Large, well-conducted school-based studies have tested effects of physical activity on obesity in children, and have failed to reduce obesity, perhaps due to inadequate dose;45,46
one succeeded only in girls.47
The HEALTHY study was designed to reduce risk for type 2 diabetes using multiple school-wide strategies to improve nutrition and physical activity over 3 years; it improved adiposity measures and fasting insulin by a small amount. This efficacy study, with a more intensive, focused intervention, achieved 3X the effect on BMI z-score and 8X the effect on fasting insulin in overweight children in a short time. These results contrast with a similar exercise intervention in black girls that despite longer duration (10 mo.) and improved adiposity and fitness, did not reduce fasting insulin concentration.11
That study did not restrict enrollment to overweight or obese children, who are more insulin resistant and may be more sensitive to intervention than normal weight peers.

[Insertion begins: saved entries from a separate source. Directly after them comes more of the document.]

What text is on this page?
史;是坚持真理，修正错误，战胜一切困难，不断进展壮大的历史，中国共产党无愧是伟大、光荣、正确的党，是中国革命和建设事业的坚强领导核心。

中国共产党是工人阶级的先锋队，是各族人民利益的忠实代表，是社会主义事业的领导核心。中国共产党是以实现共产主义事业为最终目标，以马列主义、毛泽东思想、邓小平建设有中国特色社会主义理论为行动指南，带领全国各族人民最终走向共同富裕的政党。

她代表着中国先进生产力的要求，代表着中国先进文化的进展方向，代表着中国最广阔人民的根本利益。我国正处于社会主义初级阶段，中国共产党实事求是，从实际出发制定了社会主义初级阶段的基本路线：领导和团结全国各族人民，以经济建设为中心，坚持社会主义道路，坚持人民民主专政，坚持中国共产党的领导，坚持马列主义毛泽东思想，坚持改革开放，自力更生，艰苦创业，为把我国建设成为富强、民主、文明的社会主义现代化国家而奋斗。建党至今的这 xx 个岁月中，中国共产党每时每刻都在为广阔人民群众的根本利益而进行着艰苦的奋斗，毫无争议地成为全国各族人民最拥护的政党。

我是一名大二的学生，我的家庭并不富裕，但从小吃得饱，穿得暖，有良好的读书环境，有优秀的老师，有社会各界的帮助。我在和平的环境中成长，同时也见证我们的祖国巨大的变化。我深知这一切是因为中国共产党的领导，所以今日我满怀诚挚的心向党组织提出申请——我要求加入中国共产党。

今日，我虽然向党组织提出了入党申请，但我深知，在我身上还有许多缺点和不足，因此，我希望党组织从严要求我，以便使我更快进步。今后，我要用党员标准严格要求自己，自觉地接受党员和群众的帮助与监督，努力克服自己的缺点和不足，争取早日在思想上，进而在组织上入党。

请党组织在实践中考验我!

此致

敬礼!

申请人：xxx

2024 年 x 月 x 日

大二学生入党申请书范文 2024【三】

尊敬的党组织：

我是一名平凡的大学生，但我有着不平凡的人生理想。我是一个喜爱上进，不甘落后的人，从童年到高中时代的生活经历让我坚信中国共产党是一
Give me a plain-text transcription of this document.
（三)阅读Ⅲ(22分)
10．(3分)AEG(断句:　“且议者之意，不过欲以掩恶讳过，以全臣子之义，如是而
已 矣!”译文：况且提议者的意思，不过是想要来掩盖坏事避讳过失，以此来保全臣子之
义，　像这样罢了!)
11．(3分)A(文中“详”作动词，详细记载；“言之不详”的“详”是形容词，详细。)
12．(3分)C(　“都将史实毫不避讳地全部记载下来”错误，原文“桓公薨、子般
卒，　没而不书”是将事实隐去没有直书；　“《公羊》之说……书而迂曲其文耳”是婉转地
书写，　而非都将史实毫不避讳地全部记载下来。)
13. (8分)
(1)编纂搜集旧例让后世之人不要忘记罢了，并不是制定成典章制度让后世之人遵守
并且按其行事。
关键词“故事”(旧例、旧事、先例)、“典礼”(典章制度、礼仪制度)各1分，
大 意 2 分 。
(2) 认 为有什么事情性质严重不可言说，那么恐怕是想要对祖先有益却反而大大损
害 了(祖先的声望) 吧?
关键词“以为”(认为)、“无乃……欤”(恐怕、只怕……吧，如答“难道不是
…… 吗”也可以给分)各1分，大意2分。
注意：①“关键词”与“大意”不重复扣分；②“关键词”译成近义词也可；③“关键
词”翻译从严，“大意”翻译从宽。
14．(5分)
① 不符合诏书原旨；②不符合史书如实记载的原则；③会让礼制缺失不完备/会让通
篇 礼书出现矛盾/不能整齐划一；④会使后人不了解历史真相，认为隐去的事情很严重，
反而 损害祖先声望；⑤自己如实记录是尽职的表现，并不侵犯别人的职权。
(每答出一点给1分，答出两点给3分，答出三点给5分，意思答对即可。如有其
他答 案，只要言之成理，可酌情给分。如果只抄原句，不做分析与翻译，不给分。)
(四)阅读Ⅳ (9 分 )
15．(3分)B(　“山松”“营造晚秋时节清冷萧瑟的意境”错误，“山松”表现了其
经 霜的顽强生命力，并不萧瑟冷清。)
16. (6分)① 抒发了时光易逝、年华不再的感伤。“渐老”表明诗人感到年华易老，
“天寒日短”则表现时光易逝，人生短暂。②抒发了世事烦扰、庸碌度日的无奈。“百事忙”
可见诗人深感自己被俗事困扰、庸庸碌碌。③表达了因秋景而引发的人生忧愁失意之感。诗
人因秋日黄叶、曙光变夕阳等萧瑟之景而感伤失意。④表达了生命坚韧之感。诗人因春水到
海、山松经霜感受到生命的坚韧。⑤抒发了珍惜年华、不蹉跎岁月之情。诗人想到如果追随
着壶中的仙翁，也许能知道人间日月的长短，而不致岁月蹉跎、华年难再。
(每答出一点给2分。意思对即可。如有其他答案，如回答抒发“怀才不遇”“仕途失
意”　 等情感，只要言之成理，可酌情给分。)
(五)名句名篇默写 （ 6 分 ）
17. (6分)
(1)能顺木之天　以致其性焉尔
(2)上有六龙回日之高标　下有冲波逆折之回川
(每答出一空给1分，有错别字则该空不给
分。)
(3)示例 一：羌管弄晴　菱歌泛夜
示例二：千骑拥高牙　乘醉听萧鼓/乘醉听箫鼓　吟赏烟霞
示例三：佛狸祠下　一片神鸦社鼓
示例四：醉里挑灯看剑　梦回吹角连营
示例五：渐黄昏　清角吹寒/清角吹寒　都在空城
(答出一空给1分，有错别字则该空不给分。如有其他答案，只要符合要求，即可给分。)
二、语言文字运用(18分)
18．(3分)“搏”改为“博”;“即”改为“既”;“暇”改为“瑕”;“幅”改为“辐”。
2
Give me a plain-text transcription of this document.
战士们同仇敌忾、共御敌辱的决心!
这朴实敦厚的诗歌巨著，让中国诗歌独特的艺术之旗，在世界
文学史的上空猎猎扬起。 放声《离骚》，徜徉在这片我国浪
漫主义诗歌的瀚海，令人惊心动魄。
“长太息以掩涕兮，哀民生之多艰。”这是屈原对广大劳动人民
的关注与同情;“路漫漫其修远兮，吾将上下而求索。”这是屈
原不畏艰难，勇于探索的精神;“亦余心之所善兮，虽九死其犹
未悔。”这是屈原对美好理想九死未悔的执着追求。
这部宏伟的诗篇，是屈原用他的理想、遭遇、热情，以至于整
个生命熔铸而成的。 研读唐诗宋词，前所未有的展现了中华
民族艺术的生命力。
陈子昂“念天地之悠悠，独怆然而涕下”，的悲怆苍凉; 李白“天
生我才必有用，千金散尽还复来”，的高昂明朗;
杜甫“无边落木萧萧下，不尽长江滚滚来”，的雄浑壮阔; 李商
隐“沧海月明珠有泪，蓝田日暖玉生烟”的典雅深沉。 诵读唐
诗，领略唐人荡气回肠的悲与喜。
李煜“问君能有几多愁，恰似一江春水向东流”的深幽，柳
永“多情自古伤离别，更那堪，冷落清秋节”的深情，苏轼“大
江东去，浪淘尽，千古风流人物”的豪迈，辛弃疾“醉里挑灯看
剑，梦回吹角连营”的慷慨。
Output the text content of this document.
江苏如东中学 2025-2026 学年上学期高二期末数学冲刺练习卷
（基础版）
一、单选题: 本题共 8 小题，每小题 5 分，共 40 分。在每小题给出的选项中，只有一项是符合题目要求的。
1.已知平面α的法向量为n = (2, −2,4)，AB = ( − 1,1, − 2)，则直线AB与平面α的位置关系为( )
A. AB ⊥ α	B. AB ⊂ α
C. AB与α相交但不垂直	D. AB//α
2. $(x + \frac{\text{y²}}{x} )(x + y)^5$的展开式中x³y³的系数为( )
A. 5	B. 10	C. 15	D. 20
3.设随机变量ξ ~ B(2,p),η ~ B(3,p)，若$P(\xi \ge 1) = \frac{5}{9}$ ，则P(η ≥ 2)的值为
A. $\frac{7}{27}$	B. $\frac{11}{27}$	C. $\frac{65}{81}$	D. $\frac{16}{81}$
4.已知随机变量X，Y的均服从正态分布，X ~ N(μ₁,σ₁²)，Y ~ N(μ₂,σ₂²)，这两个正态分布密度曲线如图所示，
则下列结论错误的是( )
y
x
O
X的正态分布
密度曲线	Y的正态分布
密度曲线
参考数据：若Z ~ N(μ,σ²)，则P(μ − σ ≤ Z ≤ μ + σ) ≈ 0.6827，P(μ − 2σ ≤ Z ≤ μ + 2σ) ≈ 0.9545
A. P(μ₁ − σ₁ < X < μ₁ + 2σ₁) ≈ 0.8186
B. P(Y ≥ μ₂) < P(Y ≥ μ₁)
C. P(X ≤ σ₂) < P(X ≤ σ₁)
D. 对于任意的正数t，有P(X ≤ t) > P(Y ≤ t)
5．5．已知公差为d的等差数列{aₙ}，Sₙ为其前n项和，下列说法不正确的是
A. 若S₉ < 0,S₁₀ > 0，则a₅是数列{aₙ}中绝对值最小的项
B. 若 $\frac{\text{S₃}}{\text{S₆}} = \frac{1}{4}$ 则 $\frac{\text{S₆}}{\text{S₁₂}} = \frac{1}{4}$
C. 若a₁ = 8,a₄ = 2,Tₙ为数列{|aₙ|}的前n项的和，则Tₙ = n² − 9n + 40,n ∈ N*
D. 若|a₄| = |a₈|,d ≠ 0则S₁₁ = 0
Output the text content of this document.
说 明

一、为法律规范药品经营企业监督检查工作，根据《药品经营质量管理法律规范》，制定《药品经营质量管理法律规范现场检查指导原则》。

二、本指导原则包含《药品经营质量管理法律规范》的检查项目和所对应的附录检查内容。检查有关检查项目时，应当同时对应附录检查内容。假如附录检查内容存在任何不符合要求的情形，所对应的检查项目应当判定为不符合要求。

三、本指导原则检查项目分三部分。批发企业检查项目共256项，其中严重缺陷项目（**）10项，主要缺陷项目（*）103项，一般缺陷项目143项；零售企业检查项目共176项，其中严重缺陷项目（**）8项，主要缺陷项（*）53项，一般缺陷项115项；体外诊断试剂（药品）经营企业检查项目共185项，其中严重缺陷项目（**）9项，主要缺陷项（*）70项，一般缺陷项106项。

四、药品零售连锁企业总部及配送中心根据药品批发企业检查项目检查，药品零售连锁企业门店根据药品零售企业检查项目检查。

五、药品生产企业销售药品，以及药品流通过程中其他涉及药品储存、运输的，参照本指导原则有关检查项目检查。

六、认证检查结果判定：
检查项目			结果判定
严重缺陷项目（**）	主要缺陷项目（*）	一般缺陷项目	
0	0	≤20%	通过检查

Twenty minutes of aerobic exercise per school day over just a few months showed benefits over the control condition on insulin resistance, fitness, and fatness. Thus, measurable health benefits could be achieved through a daily dose of safe, vigorous physical activity which could be achieved during the school day by providing daily fitness-focused physical education classes, recess, and other physical activity opportunities.48–52
However, to achieve the benefits of 40 min/d of vigorous physical activity (the basis for the 60 min/d recommendation for physical activity for free-living children),14
after-school physical activity programs may be necessary. Schools are the logical focus for such public health interventions.49
An ancillary study showed benefits of the exercise intervention on cognition and mathematics achievement, which may increase its appeal to educators.53
Inclusive, appealing interventions with fun, simple games that minimize barriers to participation will be most effective. Using heart rate as a physiological index of effort and providing contingent rewards for such exertion, rather than athletic performance, encourages even unfit children to exercise intensely enough to improve fitness and improve energy balance.